NSCP App Server was the beginning of the shift away from client/server corporate initiatives and desktop apps development like powerbuilder and visual studio onto the web. As of today only 33% of these internal employee applications have moved in 12yrs to the web, and that's mostly because of the lower productivity and high startup costs of early app server solutions. Scripting languages like PHP improve things at the language layer, but a complete solution is needed to addresses best practices and gain even more productivity while developing your next web ideas. As Yogi said once "This is like deja vu all over again"

Now fast forward to today's release of Zend Server, it offers PHP websites enterprise capabilities without the complexity and overhead of those first generation Java App Servers. Sure it can help with High Performance, it has the fastest PHP Byte Code accelerator technology out there. No other PHP caching technology is faster either, not even APC, and if you are running PHP applications on Windows then there is no other technology that is more reliable and tested for production environments under stress then Zend Server. We've implemented an APC function mapping layer into Zend Server that will allow your PHP apps using APC calls to utilize the faster internals of Zend Server without need to change your app code. So examples like phpBB modified to use it will run on Zend Server without code changes, and run even faster but with additional capabilities that will surprise you. Like better troubleshooting.

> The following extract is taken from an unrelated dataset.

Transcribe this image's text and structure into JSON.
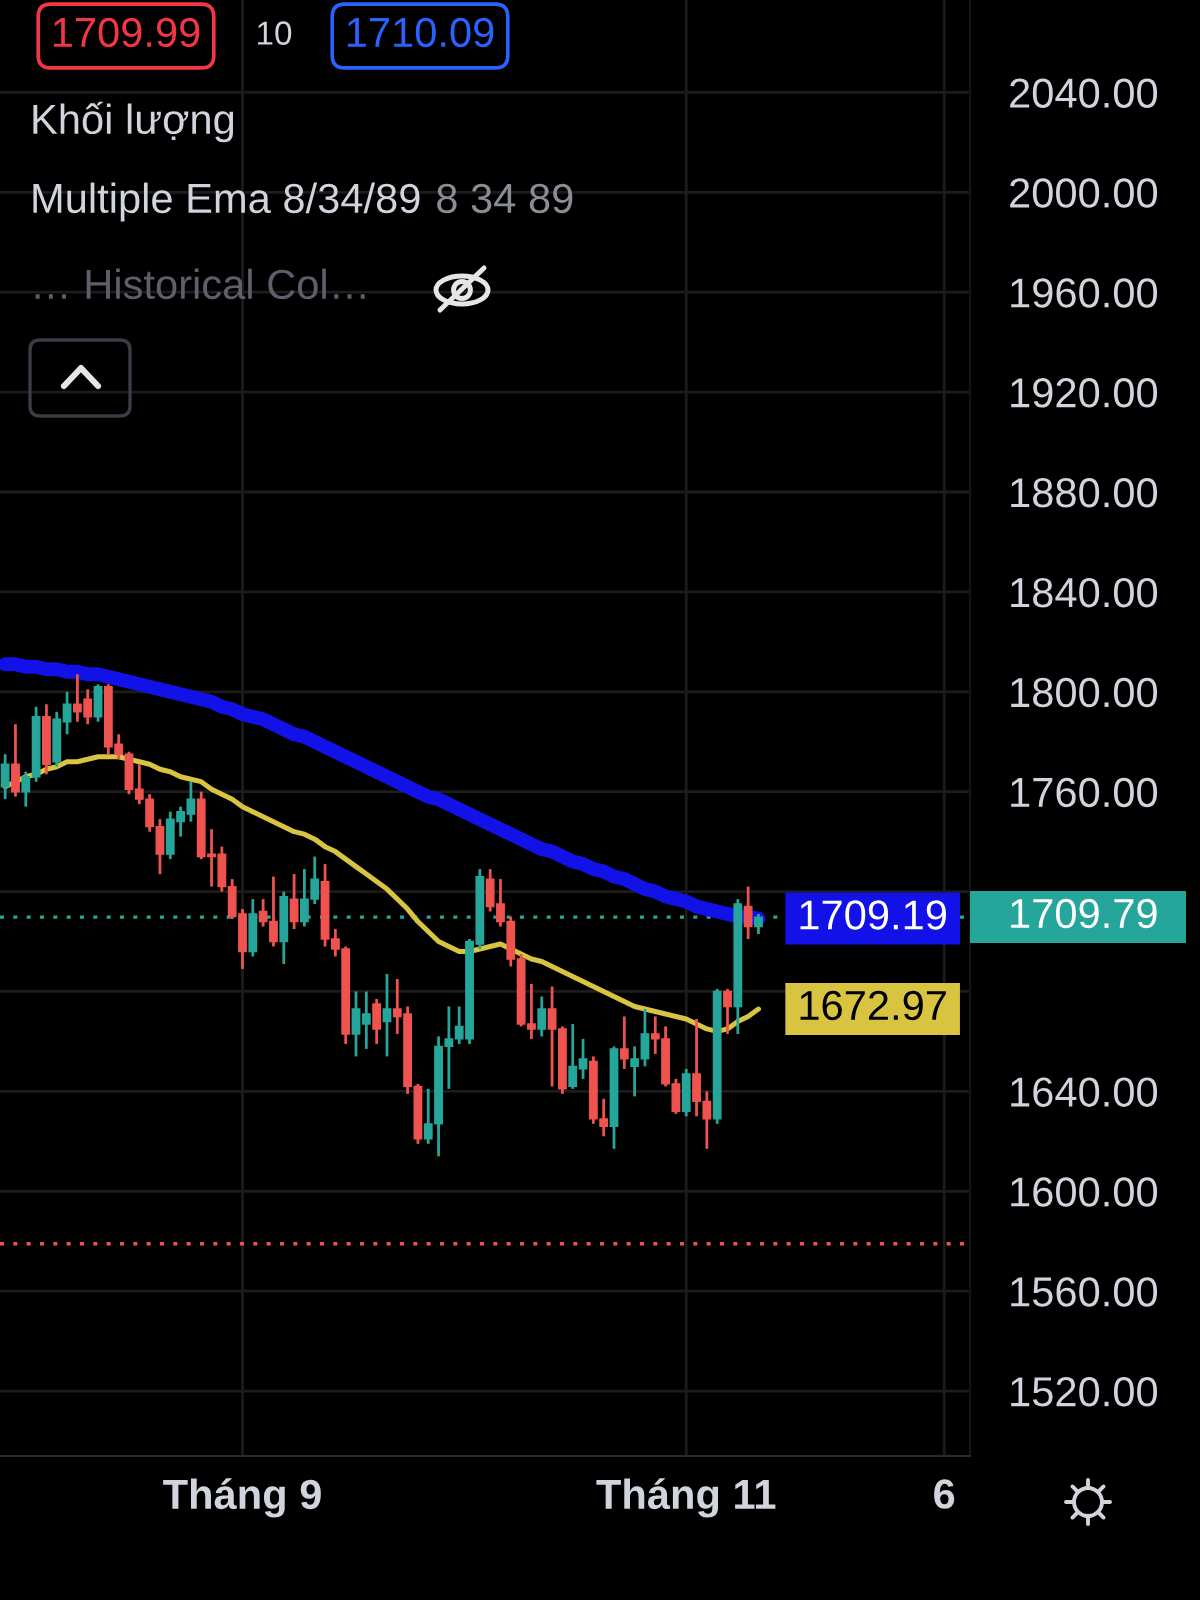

Quickly pinpointing the root cause of a problem and the tools to reproduce them faster is a major feature developers are surprised about when they start to use Zend Server. Like a sports car that you test drive because it performs well on the road, you the driver soon fall in love with the internals. As you sit behind that wheel you'll really get a good feel of the Zend engine and quick acceleration, but also fall in love with all the other things that makes driving it special. So take the new Zend Server out for a spin, you will also find many surprises that will WOW you even more then the thrill for speed as you sit behind the wheel. I'll be blogging more about those in the next few weeks, but since we are on the topic of speed. I had a meeting with one of our closest customers today, and used Zend Page caching to make a new PHP app more then 70 times faster, took only a few min after installing the server. I'll show you how to do the same thing in opensource using Joomla and Drupal in my upcoming article.

1 comment:

Edward Kietlinski said...

Much of the performance capabilities in Zend Server are inspired by Zend Platform server though the GUI look different the functionality and capabilities are similar. If you want more info now about performance take a look at this webinar from Zend engineer Shahar about the capabilities of the enterprise edition of Platform. It will give you a good understanding of the same capabilities found in Zend Server in a single server mode. Note Zend Platform is multi-server and can cluster for performance/scalability and offloading jobs using the Job Queue.